Federalism, I still maintain, is the best way to manage ethnicity and promote difference and diversity.

And this brings me to the most important point. The million or so people who voted for the country’s largest predominantly black opposition party at the last election were concentrated largely in KwaZulu Natal by dint of history.

The overwhelming majority are Zulus due to the province’s demographic profile. Yet the primary needs of my constituency are, as far as a modern political party’s mandate is concerned, no different from any of South Africa’s peoples. Hunger is hunger in KwaZulu or Limpopo. The HIV/AIDS epidemic destroys families in KwaZulu and Eastern Cape. Poor service delivery holds communities back in KwaZulu Natal and the Free State. And so on.

I simply ask that the IFP be judged on merit – by its performance in Parliament and the country as an opposition party, rather than by glib – and wrong – assertions about its ethnic complexion. Our parliamentary party, incidentally, must be one of the most ethnically diverse with Afrikaners, English, Coloured, Chinese, Shangaan, and Sotho, as well as Zulu, members. We hope, in time, to reach deeper and draw more support from these disparate communities.

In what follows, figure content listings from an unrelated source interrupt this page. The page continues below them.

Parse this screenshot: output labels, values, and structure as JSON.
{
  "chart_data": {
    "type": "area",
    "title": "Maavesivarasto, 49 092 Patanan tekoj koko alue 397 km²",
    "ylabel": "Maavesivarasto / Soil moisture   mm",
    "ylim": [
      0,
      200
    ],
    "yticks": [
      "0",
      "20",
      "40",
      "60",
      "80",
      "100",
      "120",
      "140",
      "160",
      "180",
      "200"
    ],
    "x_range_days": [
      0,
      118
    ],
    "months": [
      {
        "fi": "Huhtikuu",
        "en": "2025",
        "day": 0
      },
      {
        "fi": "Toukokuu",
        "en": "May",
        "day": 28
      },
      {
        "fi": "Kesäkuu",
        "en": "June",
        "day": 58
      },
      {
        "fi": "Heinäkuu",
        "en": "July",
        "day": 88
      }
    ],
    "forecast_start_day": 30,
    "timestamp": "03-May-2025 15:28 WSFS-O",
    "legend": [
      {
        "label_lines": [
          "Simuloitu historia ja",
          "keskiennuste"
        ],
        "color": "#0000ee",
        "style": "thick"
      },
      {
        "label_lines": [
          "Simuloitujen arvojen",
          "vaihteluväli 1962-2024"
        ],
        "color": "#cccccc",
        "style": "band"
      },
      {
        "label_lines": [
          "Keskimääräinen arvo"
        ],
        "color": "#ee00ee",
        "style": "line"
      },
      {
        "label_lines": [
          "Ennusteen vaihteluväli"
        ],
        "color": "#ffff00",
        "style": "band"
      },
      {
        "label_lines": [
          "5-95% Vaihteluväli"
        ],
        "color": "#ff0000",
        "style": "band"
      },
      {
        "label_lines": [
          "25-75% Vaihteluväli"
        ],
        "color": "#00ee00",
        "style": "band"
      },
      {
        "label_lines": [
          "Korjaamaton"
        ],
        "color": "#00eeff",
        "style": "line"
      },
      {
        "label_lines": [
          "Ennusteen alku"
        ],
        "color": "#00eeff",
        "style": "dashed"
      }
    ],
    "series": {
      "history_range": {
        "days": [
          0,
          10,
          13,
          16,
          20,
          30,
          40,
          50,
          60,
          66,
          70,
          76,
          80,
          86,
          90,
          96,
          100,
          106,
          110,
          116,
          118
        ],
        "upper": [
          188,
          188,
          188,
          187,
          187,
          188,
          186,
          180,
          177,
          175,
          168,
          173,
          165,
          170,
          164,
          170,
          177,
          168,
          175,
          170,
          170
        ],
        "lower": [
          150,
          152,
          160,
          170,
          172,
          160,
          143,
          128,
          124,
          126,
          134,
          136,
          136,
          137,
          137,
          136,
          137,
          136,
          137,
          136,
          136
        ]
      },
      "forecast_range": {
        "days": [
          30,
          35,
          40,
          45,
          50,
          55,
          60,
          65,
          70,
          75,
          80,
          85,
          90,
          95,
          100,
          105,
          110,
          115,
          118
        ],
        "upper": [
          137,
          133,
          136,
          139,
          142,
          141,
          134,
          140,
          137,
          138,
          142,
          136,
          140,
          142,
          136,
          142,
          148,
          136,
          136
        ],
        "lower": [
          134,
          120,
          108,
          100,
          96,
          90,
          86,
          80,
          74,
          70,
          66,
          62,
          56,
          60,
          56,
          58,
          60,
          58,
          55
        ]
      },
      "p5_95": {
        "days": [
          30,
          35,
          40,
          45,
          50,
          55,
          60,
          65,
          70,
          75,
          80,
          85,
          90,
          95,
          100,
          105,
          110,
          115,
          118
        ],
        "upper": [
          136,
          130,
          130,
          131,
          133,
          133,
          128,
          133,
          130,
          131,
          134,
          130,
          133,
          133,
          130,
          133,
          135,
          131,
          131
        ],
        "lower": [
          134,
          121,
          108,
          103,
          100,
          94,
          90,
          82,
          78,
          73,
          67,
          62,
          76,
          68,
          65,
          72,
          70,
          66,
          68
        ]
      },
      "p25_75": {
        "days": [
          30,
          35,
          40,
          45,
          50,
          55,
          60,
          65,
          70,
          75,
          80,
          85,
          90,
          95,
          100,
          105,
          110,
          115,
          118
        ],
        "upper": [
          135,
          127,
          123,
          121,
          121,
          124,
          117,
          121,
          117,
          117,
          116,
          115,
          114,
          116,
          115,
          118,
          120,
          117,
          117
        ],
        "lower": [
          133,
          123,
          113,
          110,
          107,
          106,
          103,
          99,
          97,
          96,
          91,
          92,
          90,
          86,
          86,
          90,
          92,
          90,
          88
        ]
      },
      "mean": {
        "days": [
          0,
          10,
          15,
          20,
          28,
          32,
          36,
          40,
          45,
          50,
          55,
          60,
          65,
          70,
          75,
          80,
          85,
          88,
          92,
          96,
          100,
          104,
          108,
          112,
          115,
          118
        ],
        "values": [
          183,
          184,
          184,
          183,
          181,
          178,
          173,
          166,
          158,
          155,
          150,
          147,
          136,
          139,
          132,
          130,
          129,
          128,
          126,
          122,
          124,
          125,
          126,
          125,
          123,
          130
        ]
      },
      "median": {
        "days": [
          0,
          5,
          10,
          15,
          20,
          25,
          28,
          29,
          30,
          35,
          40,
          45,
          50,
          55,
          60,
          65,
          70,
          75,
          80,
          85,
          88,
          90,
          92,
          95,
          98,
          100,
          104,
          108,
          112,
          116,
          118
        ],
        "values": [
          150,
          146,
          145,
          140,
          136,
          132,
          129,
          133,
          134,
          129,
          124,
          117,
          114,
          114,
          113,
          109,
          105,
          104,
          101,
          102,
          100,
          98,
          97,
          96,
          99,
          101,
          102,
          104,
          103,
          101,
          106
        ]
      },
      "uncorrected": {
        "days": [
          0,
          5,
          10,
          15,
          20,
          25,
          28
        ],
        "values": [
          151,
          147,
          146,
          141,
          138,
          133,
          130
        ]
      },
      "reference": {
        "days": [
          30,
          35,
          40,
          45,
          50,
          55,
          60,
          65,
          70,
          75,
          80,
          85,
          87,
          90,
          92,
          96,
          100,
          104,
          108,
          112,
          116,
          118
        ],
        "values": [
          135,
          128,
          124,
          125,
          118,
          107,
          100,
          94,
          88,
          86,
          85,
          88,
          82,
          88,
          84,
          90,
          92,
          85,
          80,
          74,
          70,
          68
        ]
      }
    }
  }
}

Which brings me back to the context of my message provided by Ms Karima Brown’s concern about the ANC’s succession battle unstoppably boiling down to ethnicity. It would be horribly wrong if it did. I, however, trust the delegates to the ANC party conference as I trust the South African people at large, be they Xhosas or Zulus, to ultimately choose the candidate who can best – that is most competently and adequately – address the concerns they see as their bread-and-butter issues.